The Art of Cat

Before I moved to the Frobbit House I was warned that there would never be a shortage of cats. This was wonderful news to me, especially since I had left Cherry behind in Berlin, to be brought over only when I had found a more permanent residence. It was basically a matter of hours before the first curious local feline residents sauntered around to check out the new human, and when I put out a plate of dry food, well, it was literally an overnight sensation. The Breakfast Club ensued, and word quickly got around.

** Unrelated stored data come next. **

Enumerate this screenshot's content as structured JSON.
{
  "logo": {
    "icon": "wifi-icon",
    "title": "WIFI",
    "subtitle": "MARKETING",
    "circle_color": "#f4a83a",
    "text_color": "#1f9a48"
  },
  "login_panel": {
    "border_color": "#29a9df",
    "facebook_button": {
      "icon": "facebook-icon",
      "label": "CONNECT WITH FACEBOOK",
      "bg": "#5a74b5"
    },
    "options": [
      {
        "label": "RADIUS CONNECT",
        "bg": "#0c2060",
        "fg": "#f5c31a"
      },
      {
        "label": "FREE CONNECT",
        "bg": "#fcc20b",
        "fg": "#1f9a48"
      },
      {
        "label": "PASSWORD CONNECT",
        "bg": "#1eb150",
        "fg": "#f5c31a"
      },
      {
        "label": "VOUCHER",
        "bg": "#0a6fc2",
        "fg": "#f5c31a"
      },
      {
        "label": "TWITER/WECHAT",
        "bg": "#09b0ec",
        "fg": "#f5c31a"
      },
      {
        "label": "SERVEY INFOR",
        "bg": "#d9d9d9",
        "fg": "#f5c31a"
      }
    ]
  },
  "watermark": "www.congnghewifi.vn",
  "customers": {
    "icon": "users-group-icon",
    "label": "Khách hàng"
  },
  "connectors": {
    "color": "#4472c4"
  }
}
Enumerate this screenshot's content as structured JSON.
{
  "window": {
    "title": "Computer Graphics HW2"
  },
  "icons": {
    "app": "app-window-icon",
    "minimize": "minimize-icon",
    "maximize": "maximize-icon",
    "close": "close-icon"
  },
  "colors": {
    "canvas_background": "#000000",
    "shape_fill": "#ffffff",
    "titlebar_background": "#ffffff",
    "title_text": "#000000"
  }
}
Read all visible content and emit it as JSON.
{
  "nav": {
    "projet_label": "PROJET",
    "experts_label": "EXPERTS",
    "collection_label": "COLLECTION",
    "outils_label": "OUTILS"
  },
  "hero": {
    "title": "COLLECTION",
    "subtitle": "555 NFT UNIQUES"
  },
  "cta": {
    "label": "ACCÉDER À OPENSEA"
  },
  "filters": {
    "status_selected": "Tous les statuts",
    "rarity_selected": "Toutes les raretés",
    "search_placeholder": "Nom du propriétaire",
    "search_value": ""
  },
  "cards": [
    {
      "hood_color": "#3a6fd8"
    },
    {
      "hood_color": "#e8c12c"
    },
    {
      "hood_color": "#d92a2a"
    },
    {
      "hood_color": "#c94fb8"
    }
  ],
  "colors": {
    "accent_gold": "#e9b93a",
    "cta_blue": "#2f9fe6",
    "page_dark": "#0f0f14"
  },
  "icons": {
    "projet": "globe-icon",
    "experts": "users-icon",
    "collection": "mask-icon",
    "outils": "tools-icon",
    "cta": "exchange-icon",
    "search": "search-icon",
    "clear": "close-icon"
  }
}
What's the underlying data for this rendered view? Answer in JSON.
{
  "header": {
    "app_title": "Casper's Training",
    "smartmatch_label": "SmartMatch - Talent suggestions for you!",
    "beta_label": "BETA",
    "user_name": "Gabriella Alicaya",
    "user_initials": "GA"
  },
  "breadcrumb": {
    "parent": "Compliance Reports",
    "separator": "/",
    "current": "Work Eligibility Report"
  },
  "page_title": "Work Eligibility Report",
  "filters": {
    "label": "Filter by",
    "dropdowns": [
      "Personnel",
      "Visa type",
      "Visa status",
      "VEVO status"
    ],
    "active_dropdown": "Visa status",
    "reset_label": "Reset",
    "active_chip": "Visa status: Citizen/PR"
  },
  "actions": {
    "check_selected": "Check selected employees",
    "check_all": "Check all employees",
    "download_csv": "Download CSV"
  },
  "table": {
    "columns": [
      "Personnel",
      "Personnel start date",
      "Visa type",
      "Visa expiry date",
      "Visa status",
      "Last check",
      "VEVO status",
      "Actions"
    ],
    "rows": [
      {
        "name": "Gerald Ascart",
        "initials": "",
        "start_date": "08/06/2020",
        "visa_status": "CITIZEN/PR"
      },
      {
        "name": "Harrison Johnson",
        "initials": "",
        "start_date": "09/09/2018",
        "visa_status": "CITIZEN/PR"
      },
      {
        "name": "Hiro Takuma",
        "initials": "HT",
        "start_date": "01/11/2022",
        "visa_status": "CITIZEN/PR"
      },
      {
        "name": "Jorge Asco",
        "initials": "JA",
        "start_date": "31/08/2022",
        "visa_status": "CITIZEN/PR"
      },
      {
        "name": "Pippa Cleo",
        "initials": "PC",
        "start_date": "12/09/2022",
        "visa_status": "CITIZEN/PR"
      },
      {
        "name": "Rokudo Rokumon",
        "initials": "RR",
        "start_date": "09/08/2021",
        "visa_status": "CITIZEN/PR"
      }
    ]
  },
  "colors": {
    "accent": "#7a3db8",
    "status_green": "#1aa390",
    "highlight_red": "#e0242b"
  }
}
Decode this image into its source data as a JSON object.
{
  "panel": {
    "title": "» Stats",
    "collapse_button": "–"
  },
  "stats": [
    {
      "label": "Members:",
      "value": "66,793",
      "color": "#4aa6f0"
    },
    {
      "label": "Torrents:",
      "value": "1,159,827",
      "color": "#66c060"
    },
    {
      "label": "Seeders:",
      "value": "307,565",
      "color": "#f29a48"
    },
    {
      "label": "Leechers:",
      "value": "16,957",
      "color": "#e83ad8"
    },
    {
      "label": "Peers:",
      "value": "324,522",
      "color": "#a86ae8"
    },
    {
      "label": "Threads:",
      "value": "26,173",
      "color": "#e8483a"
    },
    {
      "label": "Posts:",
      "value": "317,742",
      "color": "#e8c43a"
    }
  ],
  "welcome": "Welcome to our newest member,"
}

There are 15 stray cats in our little hamlet who are all Six-dinner Sids, breakfast from me, lunch and dinner from the neighbours. When it comes to loyalty and a place to chill, however, they are only scattered between two houses, mine and the neighbour across the street. I have the garden now, where they not only love to romp around and keep me company, but also chill. This will be a welcome haven for them especially during the upcoming scorching summer months. Cherry of course, has caught on to this and hangs out with the gang in the afternoons, weather permitting. It is so endearing to watch her socialise and be adventurous. She probably knows the garden better than me now. The old lady is fearless – grumpy, but fearless nonetheless!

source: Pinterest

There were only two cats that had names before I arrived, but I made sure to change that right away. Considering the amount of time they spend at my place, it just seemed right for them to have a name or sorts. Recently I also started opening the house in the afternoons, just to air the place, but invite the Breakfast Club in for a snack or to just hang out. It has been a slow start, but my patience has paid off, and those who trust and know me have no qualms about marching in to say hello. Only Xico stays long enough for a nap the rest just make a quick tour of the house, check if there is anything in the food bowl, and then dash out. I’m hoping that by next winter, some of them will be comfortable enough to come inside and warm up by the fire.

I like to push myself in general, but when it comes to photography, I find animal portraiture supremely challenging because they don’t follow directions. You can’t tell your model to look this way or that, to open their eyes more, or tilt their head forward a bit more depending on the lighting. With animals, the photographer moves around just as much in order to capture that perfect moment and look into infinity. Dogs will at least sit still when told, well, for the most part. But cats refuse to understand the concept of bending to human commands. So I have 15 new and difficult models and have managed to catch a few of them after a lot of patience and trust building.